Poppy Seed Question - Not for Hamantaschen
I'm going to try making mohnlach (poppy seed candy) tonight for the first time. Most of the recipes I've seen are minor variations on the same thing, but I'm left with a few questions...
Do I soak them overnight or not? (Moot, since I put them up to soak last night, but I'd still like to know what people think.)
Do they need to be boiled in milk first? I don't have a pareve/milchig issue.
Do they need to be ground before use or can they be used whole? If ground, I don't have a poppy seed grinder. Will the food processor work? How about a food mill or meat grinder?
The seeds cost $9/lb and were very difficult to find. I really don't want to screw this up. Any suggestions are welcome.
I tried it last night. Used the blender but had to go in much smaller batches than I would have expected. Tedious, but it worked. Unfortunately, the recipe tanked. It was one of those old-style imprecise ones. I'm guessing I should have cooked to hard-ball stage but the recipe said to drip a little mixture on a wet plate and if it doesn't run it's done. Well, it didn't move even when I turned the plate sideways so I spread it out to set. This morning it's still a gummy, yet tasty, mess. I'm trying to figure out how to salvage it. I'm thinking of rolling it in balls or patties and coating with a some brightly colored non-pareils.
I've never made the candy, but I make poppyseed pastries with seeds I brought back from Austria. I have had good success grinding them in a blender, NOT a processor. Spice mill may also work. Grinding them helps them release their nutty flavor. Then, cook them with milk, sugar or honey, cinnamon til thick. One thing: I have two sons in the military and I couldn't cook poppyseed pastries for Xmas, because consumption of poppyseeds gives a positive test for narcotics. If you have friends who undergo random drug tests, caution them before they indulge!

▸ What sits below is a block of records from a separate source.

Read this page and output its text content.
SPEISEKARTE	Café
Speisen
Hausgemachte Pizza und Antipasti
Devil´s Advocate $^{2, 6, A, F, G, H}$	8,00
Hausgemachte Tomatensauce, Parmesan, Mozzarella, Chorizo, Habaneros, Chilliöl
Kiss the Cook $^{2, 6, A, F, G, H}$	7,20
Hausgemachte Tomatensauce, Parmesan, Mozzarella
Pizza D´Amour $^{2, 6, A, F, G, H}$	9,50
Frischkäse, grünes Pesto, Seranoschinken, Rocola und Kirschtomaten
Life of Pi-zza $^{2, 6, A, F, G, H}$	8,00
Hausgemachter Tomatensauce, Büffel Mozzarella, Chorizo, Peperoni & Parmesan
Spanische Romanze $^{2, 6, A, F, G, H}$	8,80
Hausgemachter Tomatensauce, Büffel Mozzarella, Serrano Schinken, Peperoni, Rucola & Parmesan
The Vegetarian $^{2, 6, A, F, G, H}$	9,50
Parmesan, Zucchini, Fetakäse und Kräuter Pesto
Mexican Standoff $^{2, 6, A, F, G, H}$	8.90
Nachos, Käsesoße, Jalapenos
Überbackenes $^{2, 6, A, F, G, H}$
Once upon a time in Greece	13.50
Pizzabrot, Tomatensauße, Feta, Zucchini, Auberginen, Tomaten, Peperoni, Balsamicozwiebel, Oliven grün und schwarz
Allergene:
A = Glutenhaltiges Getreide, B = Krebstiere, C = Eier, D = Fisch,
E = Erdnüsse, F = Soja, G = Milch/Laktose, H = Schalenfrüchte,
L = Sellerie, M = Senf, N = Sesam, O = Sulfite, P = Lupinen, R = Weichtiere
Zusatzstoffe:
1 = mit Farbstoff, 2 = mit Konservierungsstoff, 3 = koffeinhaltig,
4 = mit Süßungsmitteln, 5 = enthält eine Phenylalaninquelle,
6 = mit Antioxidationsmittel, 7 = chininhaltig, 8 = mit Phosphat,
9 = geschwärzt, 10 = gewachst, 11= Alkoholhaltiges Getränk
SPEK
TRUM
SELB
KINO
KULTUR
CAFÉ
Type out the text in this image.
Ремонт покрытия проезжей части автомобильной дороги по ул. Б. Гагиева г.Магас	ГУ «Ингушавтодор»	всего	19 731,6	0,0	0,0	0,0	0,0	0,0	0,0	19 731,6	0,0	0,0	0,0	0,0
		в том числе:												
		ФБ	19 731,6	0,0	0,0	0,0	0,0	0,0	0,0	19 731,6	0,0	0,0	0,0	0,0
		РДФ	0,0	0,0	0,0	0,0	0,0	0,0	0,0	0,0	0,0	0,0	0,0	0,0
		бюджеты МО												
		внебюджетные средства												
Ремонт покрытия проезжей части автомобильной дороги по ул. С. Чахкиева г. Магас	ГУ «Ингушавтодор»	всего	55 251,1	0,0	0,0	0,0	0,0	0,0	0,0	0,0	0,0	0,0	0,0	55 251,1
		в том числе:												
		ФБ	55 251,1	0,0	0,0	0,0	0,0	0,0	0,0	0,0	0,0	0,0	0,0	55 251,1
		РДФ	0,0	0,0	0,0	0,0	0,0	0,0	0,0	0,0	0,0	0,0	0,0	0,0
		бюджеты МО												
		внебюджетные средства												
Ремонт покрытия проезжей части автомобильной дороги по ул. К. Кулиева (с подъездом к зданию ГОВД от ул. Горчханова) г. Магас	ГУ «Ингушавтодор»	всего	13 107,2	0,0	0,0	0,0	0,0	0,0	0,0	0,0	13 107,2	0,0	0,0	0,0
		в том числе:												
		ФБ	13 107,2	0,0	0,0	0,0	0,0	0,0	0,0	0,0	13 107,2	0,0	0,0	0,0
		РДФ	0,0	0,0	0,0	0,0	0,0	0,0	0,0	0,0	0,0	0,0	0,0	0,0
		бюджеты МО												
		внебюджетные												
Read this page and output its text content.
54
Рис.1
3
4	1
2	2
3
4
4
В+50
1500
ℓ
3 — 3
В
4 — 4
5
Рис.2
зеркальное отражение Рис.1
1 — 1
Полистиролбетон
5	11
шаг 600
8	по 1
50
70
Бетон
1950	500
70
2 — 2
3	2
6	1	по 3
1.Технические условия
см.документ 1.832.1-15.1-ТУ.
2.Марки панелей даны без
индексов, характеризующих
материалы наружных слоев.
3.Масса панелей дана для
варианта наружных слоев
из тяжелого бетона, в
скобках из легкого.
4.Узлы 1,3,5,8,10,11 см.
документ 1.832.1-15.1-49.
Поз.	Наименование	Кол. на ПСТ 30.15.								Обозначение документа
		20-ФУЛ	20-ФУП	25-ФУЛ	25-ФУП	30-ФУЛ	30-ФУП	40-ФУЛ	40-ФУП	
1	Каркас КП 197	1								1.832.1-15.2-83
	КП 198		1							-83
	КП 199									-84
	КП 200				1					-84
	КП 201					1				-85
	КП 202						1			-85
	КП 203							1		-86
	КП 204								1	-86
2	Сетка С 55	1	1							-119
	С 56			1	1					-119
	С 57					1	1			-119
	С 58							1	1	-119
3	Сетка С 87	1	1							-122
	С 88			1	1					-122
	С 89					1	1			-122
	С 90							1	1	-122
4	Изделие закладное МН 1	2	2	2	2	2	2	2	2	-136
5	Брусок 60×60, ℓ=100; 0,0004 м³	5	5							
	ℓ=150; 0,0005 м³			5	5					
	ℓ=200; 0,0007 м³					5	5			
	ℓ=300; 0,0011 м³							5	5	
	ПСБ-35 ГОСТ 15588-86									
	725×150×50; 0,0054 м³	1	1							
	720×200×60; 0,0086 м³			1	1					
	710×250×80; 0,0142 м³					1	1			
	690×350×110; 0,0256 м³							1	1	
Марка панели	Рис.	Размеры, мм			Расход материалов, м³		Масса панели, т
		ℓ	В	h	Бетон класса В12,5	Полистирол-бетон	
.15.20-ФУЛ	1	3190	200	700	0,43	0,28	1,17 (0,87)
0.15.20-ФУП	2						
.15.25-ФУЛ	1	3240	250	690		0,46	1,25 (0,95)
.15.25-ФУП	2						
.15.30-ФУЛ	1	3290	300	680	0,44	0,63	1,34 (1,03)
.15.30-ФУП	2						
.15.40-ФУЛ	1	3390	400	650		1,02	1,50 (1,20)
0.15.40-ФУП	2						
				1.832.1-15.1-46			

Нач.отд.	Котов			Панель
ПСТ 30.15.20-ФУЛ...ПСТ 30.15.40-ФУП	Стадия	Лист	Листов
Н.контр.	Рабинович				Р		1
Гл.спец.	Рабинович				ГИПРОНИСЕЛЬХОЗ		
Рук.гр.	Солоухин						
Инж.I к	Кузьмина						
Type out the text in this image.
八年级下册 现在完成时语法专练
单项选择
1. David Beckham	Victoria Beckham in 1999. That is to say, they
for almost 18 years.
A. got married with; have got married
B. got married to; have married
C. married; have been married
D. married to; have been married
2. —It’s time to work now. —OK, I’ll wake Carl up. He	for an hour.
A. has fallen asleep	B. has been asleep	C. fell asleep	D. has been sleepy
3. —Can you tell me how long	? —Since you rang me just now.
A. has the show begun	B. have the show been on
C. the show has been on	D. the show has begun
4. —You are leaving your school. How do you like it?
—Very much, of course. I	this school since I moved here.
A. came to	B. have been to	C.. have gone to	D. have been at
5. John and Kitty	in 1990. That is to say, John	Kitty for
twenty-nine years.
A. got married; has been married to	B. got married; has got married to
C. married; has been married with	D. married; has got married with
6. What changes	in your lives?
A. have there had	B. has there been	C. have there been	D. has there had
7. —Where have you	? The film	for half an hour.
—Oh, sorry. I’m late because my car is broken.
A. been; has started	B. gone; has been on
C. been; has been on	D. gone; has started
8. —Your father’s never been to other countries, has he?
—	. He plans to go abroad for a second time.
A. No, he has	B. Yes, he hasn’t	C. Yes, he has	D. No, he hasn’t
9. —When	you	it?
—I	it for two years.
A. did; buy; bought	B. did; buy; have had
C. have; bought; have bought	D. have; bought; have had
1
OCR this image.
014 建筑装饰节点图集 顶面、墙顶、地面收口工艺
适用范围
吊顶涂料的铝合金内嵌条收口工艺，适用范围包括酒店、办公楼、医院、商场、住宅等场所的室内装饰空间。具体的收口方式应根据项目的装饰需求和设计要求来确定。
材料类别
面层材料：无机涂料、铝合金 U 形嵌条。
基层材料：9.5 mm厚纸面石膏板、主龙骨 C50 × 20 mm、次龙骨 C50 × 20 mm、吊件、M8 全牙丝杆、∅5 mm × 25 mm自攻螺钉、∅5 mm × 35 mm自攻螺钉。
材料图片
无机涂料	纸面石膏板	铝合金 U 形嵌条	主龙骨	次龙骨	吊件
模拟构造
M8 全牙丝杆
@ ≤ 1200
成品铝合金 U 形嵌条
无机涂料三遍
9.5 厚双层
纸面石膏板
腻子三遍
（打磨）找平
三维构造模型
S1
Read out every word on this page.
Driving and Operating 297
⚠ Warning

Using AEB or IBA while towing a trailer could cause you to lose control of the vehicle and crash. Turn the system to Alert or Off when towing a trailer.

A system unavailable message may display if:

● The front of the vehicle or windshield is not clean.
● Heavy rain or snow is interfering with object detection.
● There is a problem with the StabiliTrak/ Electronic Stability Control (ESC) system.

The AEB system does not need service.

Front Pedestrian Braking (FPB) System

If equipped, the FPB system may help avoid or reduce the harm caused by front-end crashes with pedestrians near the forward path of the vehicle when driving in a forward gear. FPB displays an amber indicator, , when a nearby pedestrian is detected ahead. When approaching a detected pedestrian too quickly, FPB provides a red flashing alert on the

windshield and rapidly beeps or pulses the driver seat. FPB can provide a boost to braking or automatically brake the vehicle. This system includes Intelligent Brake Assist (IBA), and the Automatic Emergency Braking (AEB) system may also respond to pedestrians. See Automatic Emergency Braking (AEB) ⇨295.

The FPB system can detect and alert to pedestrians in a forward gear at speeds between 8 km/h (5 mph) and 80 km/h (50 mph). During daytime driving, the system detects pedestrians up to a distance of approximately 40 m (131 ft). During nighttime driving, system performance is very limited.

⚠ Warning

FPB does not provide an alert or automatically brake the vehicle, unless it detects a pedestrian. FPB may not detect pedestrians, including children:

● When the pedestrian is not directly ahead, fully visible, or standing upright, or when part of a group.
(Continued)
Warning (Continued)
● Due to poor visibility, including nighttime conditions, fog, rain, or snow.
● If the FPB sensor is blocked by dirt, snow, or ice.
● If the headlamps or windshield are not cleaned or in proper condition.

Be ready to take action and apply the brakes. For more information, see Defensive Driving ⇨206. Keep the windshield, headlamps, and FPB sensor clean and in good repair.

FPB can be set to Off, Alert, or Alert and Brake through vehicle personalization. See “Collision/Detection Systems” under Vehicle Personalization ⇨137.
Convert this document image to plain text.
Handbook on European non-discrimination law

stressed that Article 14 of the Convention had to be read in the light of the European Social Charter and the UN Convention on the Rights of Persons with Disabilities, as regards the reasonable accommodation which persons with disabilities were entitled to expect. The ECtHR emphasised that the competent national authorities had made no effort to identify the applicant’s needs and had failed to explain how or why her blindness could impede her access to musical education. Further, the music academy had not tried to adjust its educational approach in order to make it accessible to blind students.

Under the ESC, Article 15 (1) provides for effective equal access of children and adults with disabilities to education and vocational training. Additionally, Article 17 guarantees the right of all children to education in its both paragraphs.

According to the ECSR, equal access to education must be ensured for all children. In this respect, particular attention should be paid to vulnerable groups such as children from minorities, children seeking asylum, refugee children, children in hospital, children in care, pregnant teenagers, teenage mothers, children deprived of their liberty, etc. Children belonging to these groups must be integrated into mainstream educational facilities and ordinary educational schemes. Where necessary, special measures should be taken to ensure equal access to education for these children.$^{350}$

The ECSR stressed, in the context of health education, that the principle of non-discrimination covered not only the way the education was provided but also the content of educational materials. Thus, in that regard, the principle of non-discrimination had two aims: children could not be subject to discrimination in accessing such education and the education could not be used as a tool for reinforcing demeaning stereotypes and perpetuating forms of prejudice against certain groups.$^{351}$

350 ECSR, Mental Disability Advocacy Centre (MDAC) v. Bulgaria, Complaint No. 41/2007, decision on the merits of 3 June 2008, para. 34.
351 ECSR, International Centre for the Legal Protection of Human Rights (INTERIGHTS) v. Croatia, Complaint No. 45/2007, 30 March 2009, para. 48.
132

There was some recent discussion of this subject in the following thread:
A food processor won't grind the seeds. I've tried it. So far when I've used poppy seeds to make pastry filling, I've used them whole without grinding. But I've been wanting to find out if grinding them would result in an improvement. Someone said it can be done with a mortar and pestle but that's a LOT of effort. Using a coffee grinder was also suggested. You might try a small sampling with a food mill or meat grinder and see how it turns out.
$9/lb. ! Wow! That's an awful lot to pay for poppy seeds.